On Wednesday the European Ombudsman ruled in favour of SP Euro-MP Dennis de Jong's request for access to the EU Council's legal advice in relation to a transparency register. Explaining his request, De Jong said: “As long as three years ago I lodged a request with the Council for access to the full advice given by the Legal Services on the question of possible participation by the Council in the transparency register. The Council has repeatedly refused to grant this, but not only did the Ombudsman rule in my favour on every point, but has also ensured that the Council has given me access to the advice, uncensored. The ruling confirms that documents in the framework of an inter-institutional agreement between Council, Commission and Parliament are comparable to legislative documents. Earlier this year the European Court of Justice ruled that important documents must be publicly available, which will at last give member states' citizens more of an insight into how decisions are taken in Brussels and means that governments can no longer hide behind a veil of secrecy.”

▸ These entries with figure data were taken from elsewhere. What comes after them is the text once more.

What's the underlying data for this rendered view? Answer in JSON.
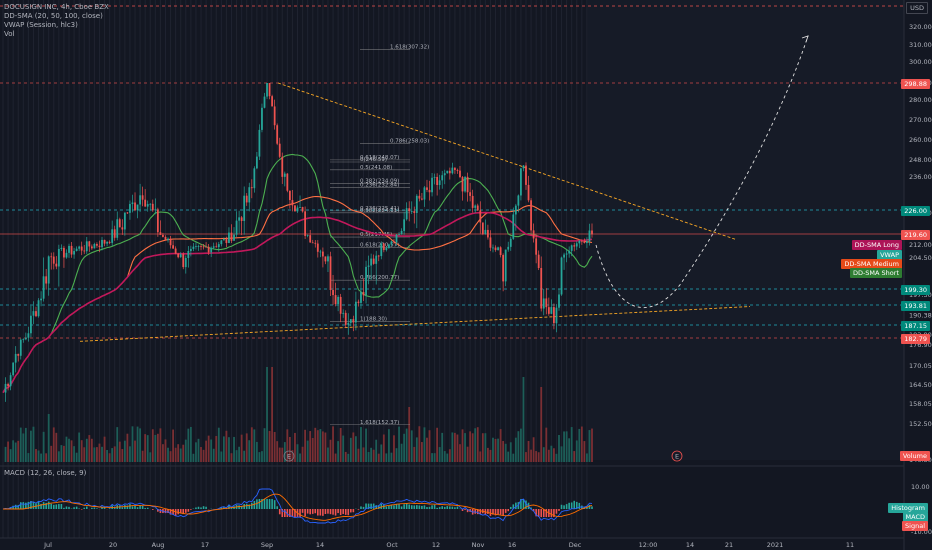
{
  "header": {
    "title": "DOCUSIGN INC, 4h, Cboe BZX",
    "indicator_sma": "DD-SMA (20, 50, 100, close)",
    "indicator_vwap": "VWAP (Session, hlc3)",
    "indicator_vol": "Vol",
    "currency": "USD",
    "macd_legend": "MACD (12, 26, close, 9)"
  },
  "axis_tags": {
    "resistance_top": "298.88",
    "level_226": "226.00",
    "price_now": "219.60",
    "sma_long": "DD-SMA Long",
    "vwap": "VWAP",
    "sma_medium": "DD-SMA Medium",
    "sma_short": "DD-SMA Short",
    "level_199": "199.30",
    "level_193": "193.81",
    "level_187": "187.15",
    "level_182": "182.79",
    "volume": "Volume",
    "histogram": "Histogram",
    "macd": "MACD",
    "signal": "Signal"
  },
  "markers": {
    "e1": "E",
    "e2": "E"
  },
  "colors": {
    "background": "#131722",
    "up": "#26a69a",
    "down": "#ef5350",
    "sma_short": "#4caf50",
    "sma_medium": "#ff7043",
    "sma_long": "#c2185b",
    "teal_level": "#26c6da",
    "red_level": "#ef5350",
    "trend": "#f9a825",
    "projection": "#e0e0e0"
  },
  "chart_data": {
    "type": "candlestick",
    "title": "DOCUSIGN INC, 4h, Cboe BZX",
    "y_range": [
      143,
      330
    ],
    "price_ticks": [
      320,
      310,
      300,
      290,
      280,
      270,
      260,
      248,
      236,
      224,
      212,
      204.5,
      197.3,
      190.38,
      183.8,
      176.9,
      170.05,
      164.5,
      158.05,
      152.5,
      146.3
    ],
    "x_labels": [
      "Jul",
      "20",
      "Aug",
      "17",
      "Sep",
      "14",
      "Oct",
      "12",
      "Nov",
      "16",
      "Dec",
      "12:00",
      "14",
      "21",
      "2021",
      "11"
    ],
    "macd_ticks": [
      10.0,
      0.0,
      -10.0
    ],
    "price_key_points": [
      {
        "bar": 0,
        "price": 162
      },
      {
        "bar": 18,
        "price": 205
      },
      {
        "bar": 40,
        "price": 214
      },
      {
        "bar": 55,
        "price": 232
      },
      {
        "bar": 70,
        "price": 205
      },
      {
        "bar": 88,
        "price": 215
      },
      {
        "bar": 98,
        "price": 232
      },
      {
        "bar": 104,
        "price": 294
      },
      {
        "bar": 110,
        "price": 238
      },
      {
        "bar": 122,
        "price": 215
      },
      {
        "bar": 136,
        "price": 188
      },
      {
        "bar": 150,
        "price": 212
      },
      {
        "bar": 160,
        "price": 225
      },
      {
        "bar": 178,
        "price": 240
      },
      {
        "bar": 188,
        "price": 222
      },
      {
        "bar": 197,
        "price": 203
      },
      {
        "bar": 205,
        "price": 244
      },
      {
        "bar": 212,
        "price": 194
      },
      {
        "bar": 217,
        "price": 190
      },
      {
        "bar": 222,
        "price": 210
      },
      {
        "bar": 232,
        "price": 219.6
      }
    ],
    "fib_levels": [
      {
        "label": "1.618(307.32)",
        "price": 307.32
      },
      {
        "label": "0.786(258.03)",
        "price": 258.03
      },
      {
        "label": "0.618(248.07)",
        "price": 248.07
      },
      {
        "label": "0(246.59)",
        "price": 246.59
      },
      {
        "label": "0.5(241.08)",
        "price": 241.08
      },
      {
        "label": "0.382(234.09)",
        "price": 234.09
      },
      {
        "label": "0.236(232.84)",
        "price": 232.84
      },
      {
        "label": "0.236(225.41)",
        "price": 225.41
      },
      {
        "label": "0.382(224.11)",
        "price": 224.11
      },
      {
        "label": "0.5(217.45)",
        "price": 217.45
      },
      {
        "label": "0.618(210.57)",
        "price": 210.57
      },
      {
        "label": "0.786(200.77)",
        "price": 200.77
      },
      {
        "label": "1(188.30)",
        "price": 188.3
      },
      {
        "label": "1.618(152.37)",
        "price": 152.37
      }
    ],
    "horizontal_levels": [
      298.88,
      226.0,
      219.6,
      199.3,
      193.81,
      187.15,
      182.79
    ]
  }
}
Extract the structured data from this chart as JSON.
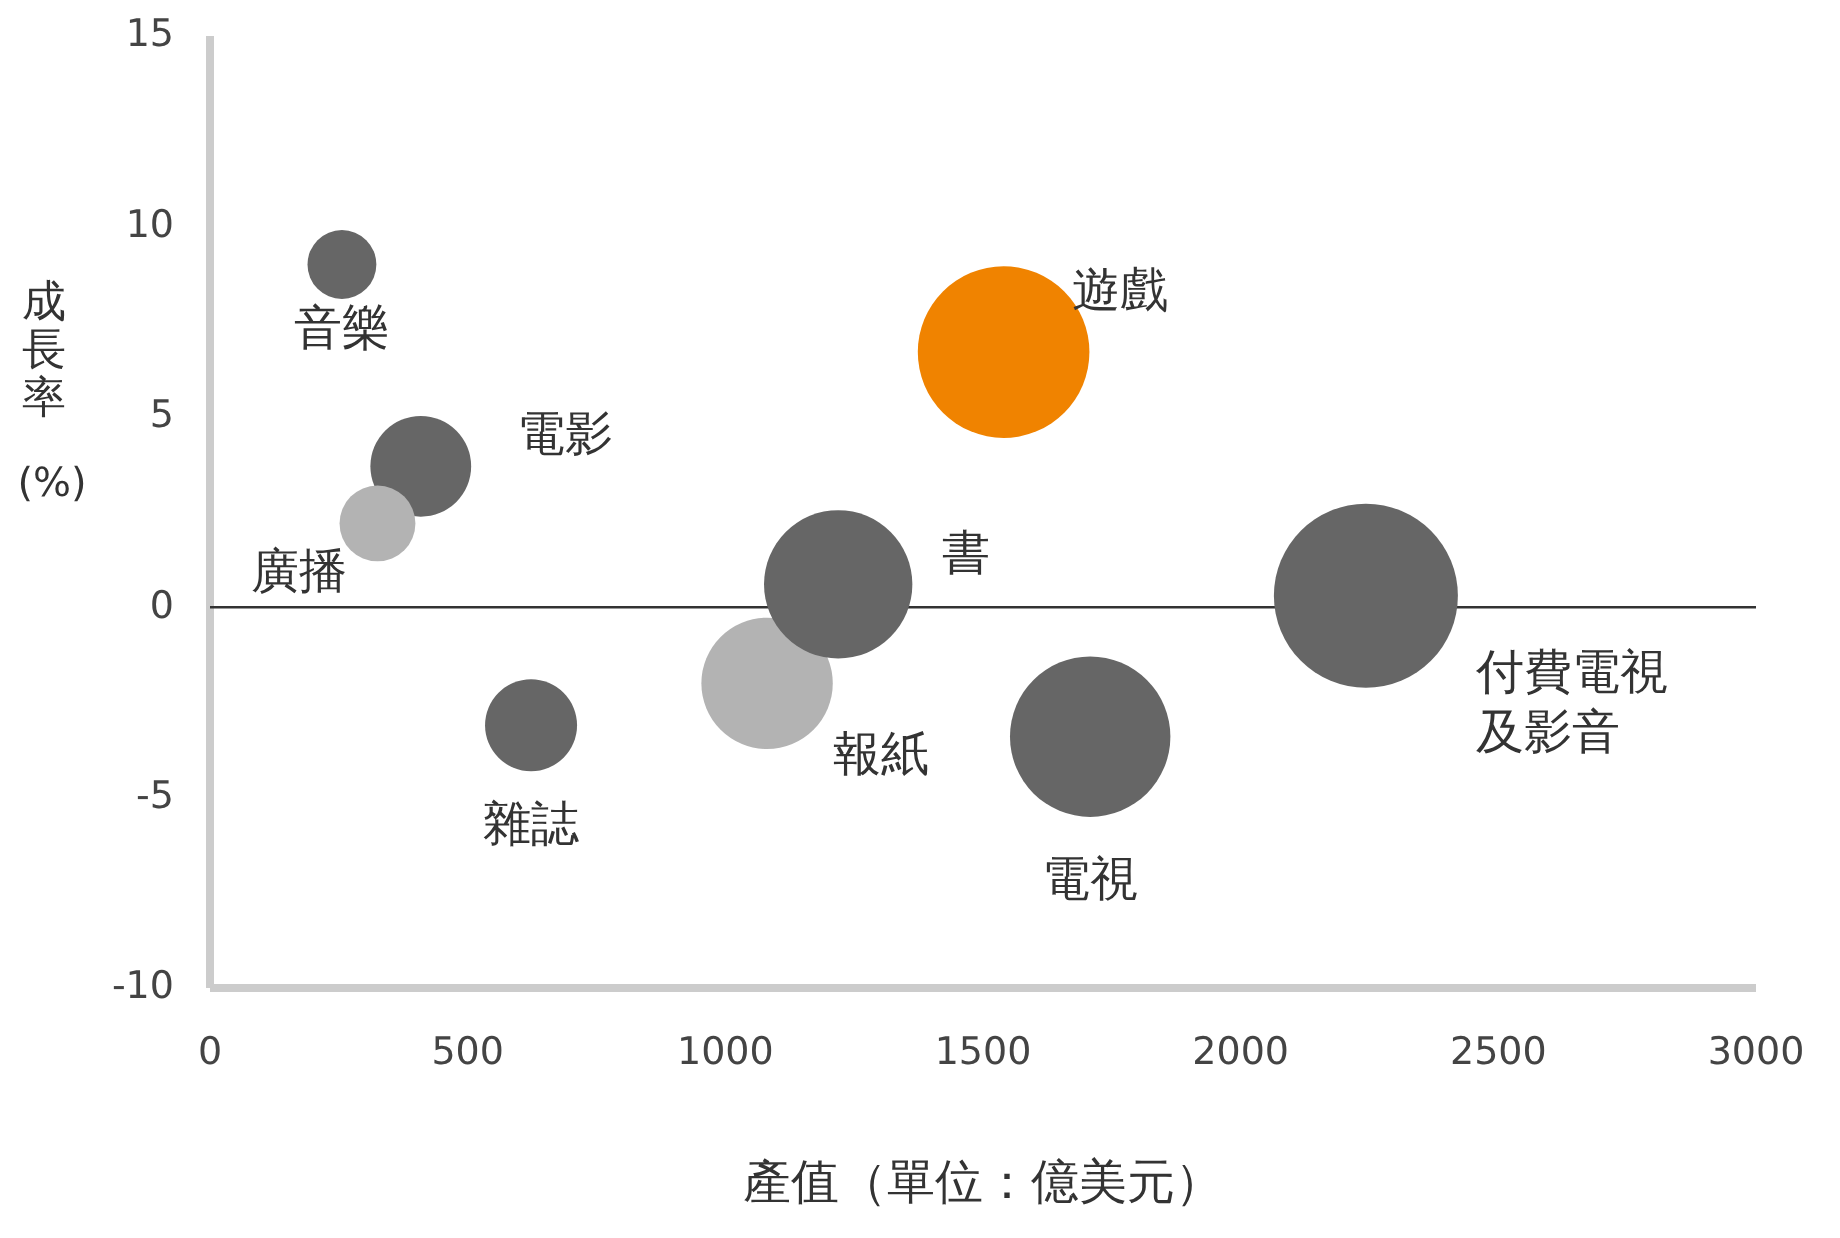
{
  "chart_data": {
    "type": "bubble",
    "xlabel": "產值（單位：億美元）",
    "ylabel": "成長率(%)",
    "xlim": [
      0,
      3000
    ],
    "xticks": [
      0,
      500,
      1000,
      1500,
      2000,
      2500,
      3000
    ],
    "ylim": [
      -10,
      15
    ],
    "yticks": [
      -10,
      -5,
      0,
      5,
      10,
      15
    ],
    "grid": false,
    "ref_lines": [
      {
        "axis": "y",
        "value": 0,
        "color": "#333333"
      }
    ],
    "series": [
      {
        "name": "音樂",
        "color": "#666666",
        "x": [
          256
        ],
        "values": [
          9.0
        ],
        "sizes": [
          0.14
        ]
      },
      {
        "name": "電影",
        "color": "#666666",
        "x": [
          409
        ],
        "values": [
          3.7
        ],
        "sizes": [
          0.3
        ]
      },
      {
        "name": "廣播",
        "color": "#b3b3b3",
        "x": [
          325
        ],
        "values": [
          2.2
        ],
        "sizes": [
          0.17
        ]
      },
      {
        "name": "雜誌",
        "color": "#666666",
        "x": [
          623
        ],
        "values": [
          -3.1
        ],
        "sizes": [
          0.25
        ]
      },
      {
        "name": "報紙",
        "color": "#b3b3b3",
        "x": [
          1081
        ],
        "values": [
          -2.0
        ],
        "sizes": [
          0.51
        ]
      },
      {
        "name": "書",
        "color": "#666666",
        "x": [
          1219
        ],
        "values": [
          0.6
        ],
        "sizes": [
          0.65
        ]
      },
      {
        "name": "遊戲",
        "color": "#f08300",
        "x": [
          1540
        ],
        "values": [
          6.7
        ],
        "sizes": [
          0.87
        ]
      },
      {
        "name": "電視",
        "color": "#666666",
        "x": [
          1708
        ],
        "values": [
          -3.4
        ],
        "sizes": [
          0.76
        ]
      },
      {
        "name": "付費電視及影音",
        "color": "#666666",
        "x": [
          2243
        ],
        "values": [
          0.3
        ],
        "sizes": [
          1
        ]
      }
    ]
  }
}
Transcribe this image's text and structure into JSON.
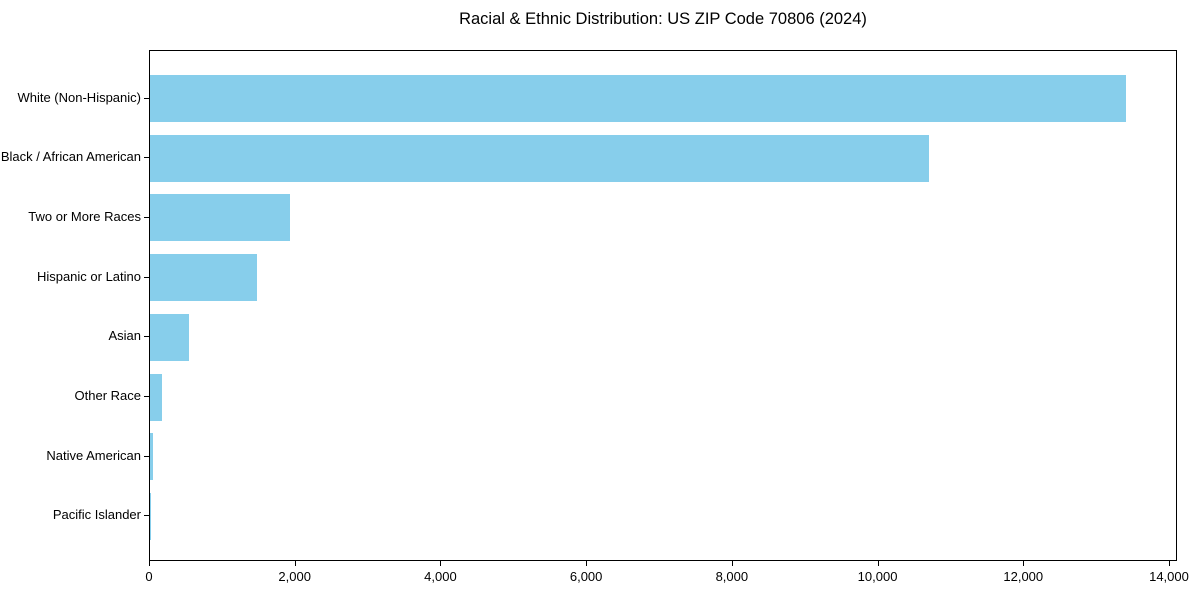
{
  "title": "Racial & Ethnic Distribution: US ZIP Code 70806 (2024)",
  "chart_data": {
    "type": "bar",
    "orientation": "horizontal",
    "title": "Racial & Ethnic Distribution: US ZIP Code 70806 (2024)",
    "xlabel": "",
    "ylabel": "",
    "categories": [
      "White (Non-Hispanic)",
      "Black / African American",
      "Two or More Races",
      "Hispanic or Latino",
      "Asian",
      "Other Race",
      "Native American",
      "Pacific Islander"
    ],
    "values": [
      13420,
      10720,
      1920,
      1470,
      540,
      165,
      35,
      10
    ],
    "xlim": [
      0,
      14110
    ],
    "x_ticks": [
      0,
      2000,
      4000,
      6000,
      8000,
      10000,
      12000,
      14000
    ],
    "x_tick_labels": [
      "0",
      "2,000",
      "4,000",
      "6,000",
      "8,000",
      "10,000",
      "12,000",
      "14,000"
    ],
    "bar_color": "#87CEEB",
    "frame_color": "#000000",
    "grid": false,
    "legend": null
  }
}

De Jong has fought for years for greater openness on the part of the Council. “As things stand, no-one can follow the process of decision-making in the Council,” he says. “National parliaments can't easily control how their ministers and officials stand in Brussels. Step by step we're making breaches in the dam. The Council can no longer hide behind arguments such as that the transparency register for lobbyists isn't a legislative matter, but merely an 'administrative question.' Although the Ombudsman can't make binding rulings, the Court of Justice, if asked, will certainly take her considerations into account.”

In other ways too the pressure on the Council to give greater access to its documents is stepping up. The European Parliament is, for instance, working on an answer to a Special Report on this subject from the Ombudsman, while twenty-six national parliaments have endorsed a report from three Dutch MPs, including the SP's Renske Leijten, a report which also calls for more openness. “We've really taken some big steps forward, but we're not there yet,” says De Jong: “While it's true that the Council has voted to accept making Legal Advice public, it hasn't accepted the Ombudsman's general considerations which accompanied this and backed it up. In my comments I have therefore also asked the Ombudsman to question the Council further on this point, because this is of course not good enough.”